Generika-Giganten und Übernahmekandidaten Patrick Hollstein, 14.02.2016 13:39 Uhr

Berlin - Die Pharmabranche ist im Fusionsfieber, auch im Generikabereich. Wer noch zukaufen will, muss sich beeilen. Viele Übernahmekandidaten sind nicht übrig: Die Top-10 teilen sich bereits heute zwei Drittel des Marktes. Und unter den ansonsten führenden Anbietern sind viele indische Hersteller, um die die Branche bislang einen Bogen gemacht hat.

Der Weltmarktführer Teva kauft die Nummer 3 der Branche: Actavis. 40,5 Milliarden US-Dollar zahlt der israelische Konzern; geht der Deal durch, entsteht ein Gigant mit knapp 16 Milliarden US-Dollar Umsatz. Das ist fast doppelt so viel, wie die Nummer 2 auf die Waage bringt: Sandoz kommt auf Erlöse von 8,5 Milliarden Dollar. Dass die Novartis-Tochter den Konkurrenten so weit davon ziehen lässt, ist unwahrscheinlich: 2008 standen die Schweizer nach der Übernahme von Ivax kurz an der Spitze, bevor Teva den US-Konzern Barr kaufte.

Zuletzt hatte Teva versucht, Mylan für mehr als 31 Milliarden Dollar zu übernehmen. Doch die Nummer 4, an der Abbott beteiligt ist, hatte das Angebot ausgeschlagen – und sich jetzt zwar nicht Perrigo, aber Meda einverleibt.
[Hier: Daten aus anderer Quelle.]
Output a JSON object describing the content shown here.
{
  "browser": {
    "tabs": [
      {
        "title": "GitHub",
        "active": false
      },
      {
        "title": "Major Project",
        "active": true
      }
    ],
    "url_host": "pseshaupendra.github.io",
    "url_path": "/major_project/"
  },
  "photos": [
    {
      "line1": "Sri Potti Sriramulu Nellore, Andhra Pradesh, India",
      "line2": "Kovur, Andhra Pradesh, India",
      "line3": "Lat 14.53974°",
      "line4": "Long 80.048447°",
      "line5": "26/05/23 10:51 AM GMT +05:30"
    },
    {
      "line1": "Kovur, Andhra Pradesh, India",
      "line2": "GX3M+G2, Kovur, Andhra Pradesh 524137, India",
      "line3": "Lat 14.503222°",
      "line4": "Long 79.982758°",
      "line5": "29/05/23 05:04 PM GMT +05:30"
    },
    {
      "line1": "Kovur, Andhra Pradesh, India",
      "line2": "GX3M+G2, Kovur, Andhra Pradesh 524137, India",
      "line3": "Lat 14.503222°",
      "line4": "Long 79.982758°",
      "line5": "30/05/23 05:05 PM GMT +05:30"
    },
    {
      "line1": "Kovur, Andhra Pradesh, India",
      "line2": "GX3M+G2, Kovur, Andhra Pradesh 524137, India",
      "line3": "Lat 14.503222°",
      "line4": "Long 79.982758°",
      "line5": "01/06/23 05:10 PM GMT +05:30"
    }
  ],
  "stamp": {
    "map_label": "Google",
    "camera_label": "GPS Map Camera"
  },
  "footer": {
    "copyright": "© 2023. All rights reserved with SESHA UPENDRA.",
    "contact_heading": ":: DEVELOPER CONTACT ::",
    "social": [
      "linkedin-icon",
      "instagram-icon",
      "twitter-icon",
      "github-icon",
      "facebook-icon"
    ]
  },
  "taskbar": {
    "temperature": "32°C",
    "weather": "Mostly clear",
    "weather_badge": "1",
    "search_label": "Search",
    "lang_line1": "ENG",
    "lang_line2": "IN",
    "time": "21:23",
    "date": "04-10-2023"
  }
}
Zwar bleibt das Generikageschäft bei 6,4 Milliarden Dollar, denn der schwedische Konzern war in diesem Bereich nicht aktiv. Doch eine komplette Übernahme wäre nun teurer, allenfalls zerschlagen ließe sich der Konzern irgendwann.

Beim indischen Hersteller Sun, mit rund 5 Milliarden Dollar Jahresumsatz die Nummer 5 in der Branche und mit erklärten Ambitionen, die neue Teva werden zu wollen, hatte sich unlängst Daiichi Sankyo zurückgezogen. Der japanische Pharmakonzern war Großaktionär beim Konkurrenten Ranbaxy – in Deutschland: Basics. Nach Problemen mit der US-Aufsicht hatte sich der Konzern unter das Dach von Sun begeben.